The Animal Protection Act of 2000 also created the crime of aggravated cruelty to animals. O.C.G.A. § 16-12-4 (c). This Code section provides that any person who “knowingly and maliciously causes the death or physical harm to an animal by rendering a part of such animal’s body useless or by seriously disfiguring such animal” commits the offense of aggravated cruelty to animals and, upon first conviction, may be punished by imprisonment for not less than one and not more than five years and a fine not to exceed $15,000. I express no opinion whether cockfighting, as described in the above scenario, constitutes the felony of aggravated cruelty to animals as defined in O.C.G.A. § 16-12-4 (c). That determination will depend upon the specific facts of each case.

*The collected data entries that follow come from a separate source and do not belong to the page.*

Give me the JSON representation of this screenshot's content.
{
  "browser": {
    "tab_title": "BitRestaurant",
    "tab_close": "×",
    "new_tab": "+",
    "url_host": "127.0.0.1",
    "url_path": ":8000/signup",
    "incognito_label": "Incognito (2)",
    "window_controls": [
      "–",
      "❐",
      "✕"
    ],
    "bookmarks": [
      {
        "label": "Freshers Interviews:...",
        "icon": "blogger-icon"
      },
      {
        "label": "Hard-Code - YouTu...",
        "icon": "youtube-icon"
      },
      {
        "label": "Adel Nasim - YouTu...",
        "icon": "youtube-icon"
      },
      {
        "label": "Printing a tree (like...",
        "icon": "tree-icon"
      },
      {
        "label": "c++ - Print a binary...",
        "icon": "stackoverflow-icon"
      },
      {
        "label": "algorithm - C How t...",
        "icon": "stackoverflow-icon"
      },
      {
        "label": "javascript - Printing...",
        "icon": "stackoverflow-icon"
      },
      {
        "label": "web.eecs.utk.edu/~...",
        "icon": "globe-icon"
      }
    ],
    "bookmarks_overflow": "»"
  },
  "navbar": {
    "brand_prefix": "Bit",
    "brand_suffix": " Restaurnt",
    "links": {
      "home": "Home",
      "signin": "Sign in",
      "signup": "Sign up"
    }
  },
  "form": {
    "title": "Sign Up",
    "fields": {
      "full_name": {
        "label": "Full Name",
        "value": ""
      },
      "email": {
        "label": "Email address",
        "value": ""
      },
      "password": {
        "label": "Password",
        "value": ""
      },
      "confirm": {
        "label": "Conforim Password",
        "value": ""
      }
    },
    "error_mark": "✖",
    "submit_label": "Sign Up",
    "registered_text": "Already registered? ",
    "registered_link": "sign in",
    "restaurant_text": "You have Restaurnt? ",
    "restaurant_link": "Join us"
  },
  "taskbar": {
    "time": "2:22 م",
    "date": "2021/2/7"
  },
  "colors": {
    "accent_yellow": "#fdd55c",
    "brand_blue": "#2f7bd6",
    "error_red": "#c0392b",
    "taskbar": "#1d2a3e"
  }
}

Finally, you have asked for my opinion whether the facts described might implicate the provisions of the Georgia Farm Animal, Crop and Research Facilities Protection Act, O.C.G.A. §§ 4 11 30 through 33. I have reviewed the Act and determined that it is primarily designed to protect owners from the illegal disruption, theft, or destruction of their stock, crops, or animal facilities. In my view, this Act would have no substantive applicability to cockfighting. However, O.C.G.A. § 4-11-32 (d) does provide that the Act shall not be construed so as to prohibit the Department of Agriculture or any other federal, state, or local agency from taking action in the exercise or any power or duty imposed by law, rule, or regulation.

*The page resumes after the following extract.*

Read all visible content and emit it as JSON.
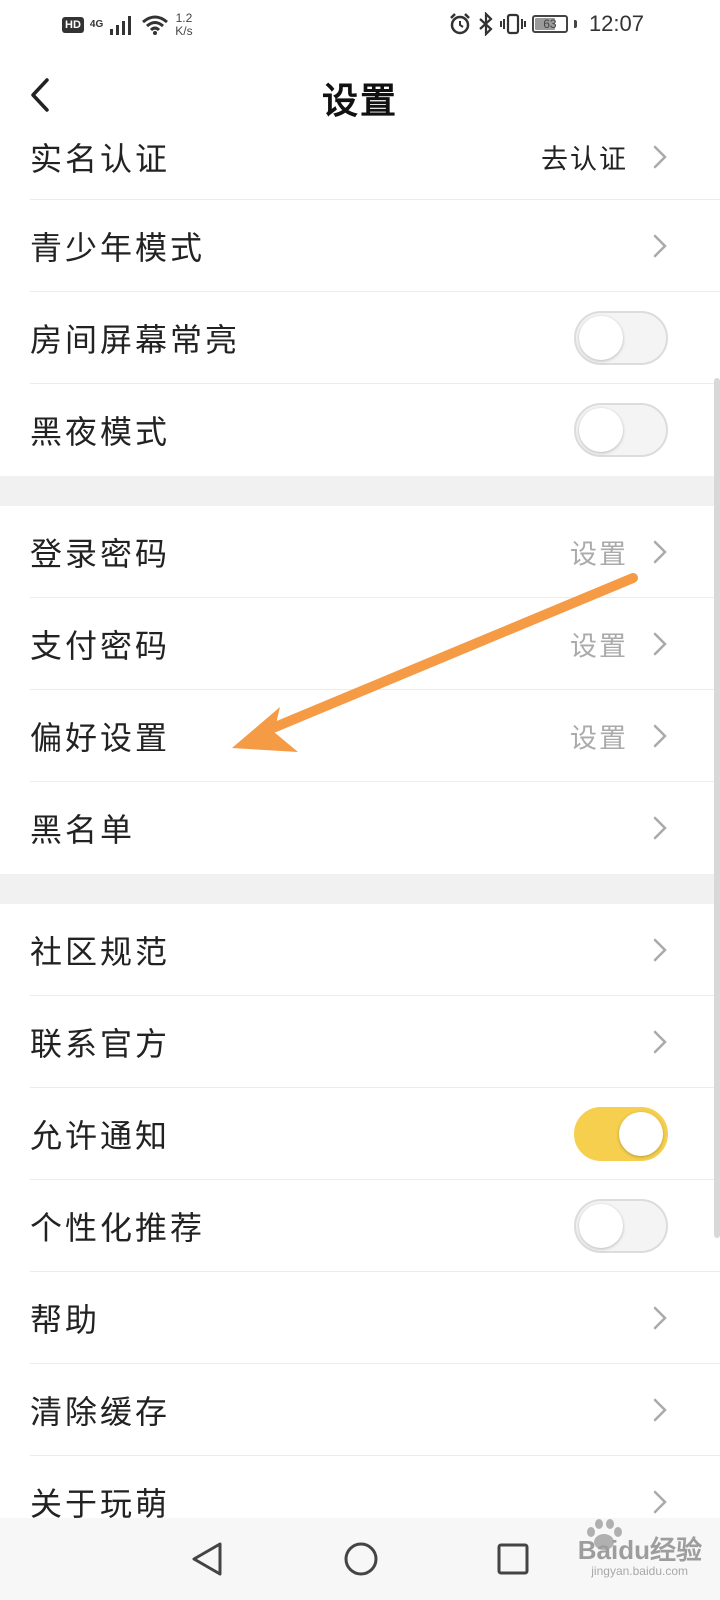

Therefore, it is my official opinion that, under the circumstances set forth herein, cockfighting constitutes cruelty to animals in violation of O.C.G.A. § 16 12 4 (b) and is not exempt from prosecution pursuant to subsection (e) thereof under the guise of “scientific research” by virtue of the fact that blood or tissue samples are taken from some of the game birds and sent to a laboratory for disease testing.
MICHAEL E. HOBBS
Deputy Attorney General
1 The laboratory to which the samples are sent is part of the Georgia Poultry Laboratory Network of the Georgia Department of Agriculture. 2 Enacted at 2000 Ga. Laws 754, the Animal Protection Act of 2000 amended various provisions of the Georgia Code in Title 4 and Title 16 dealing with animal control and cruelty to animals.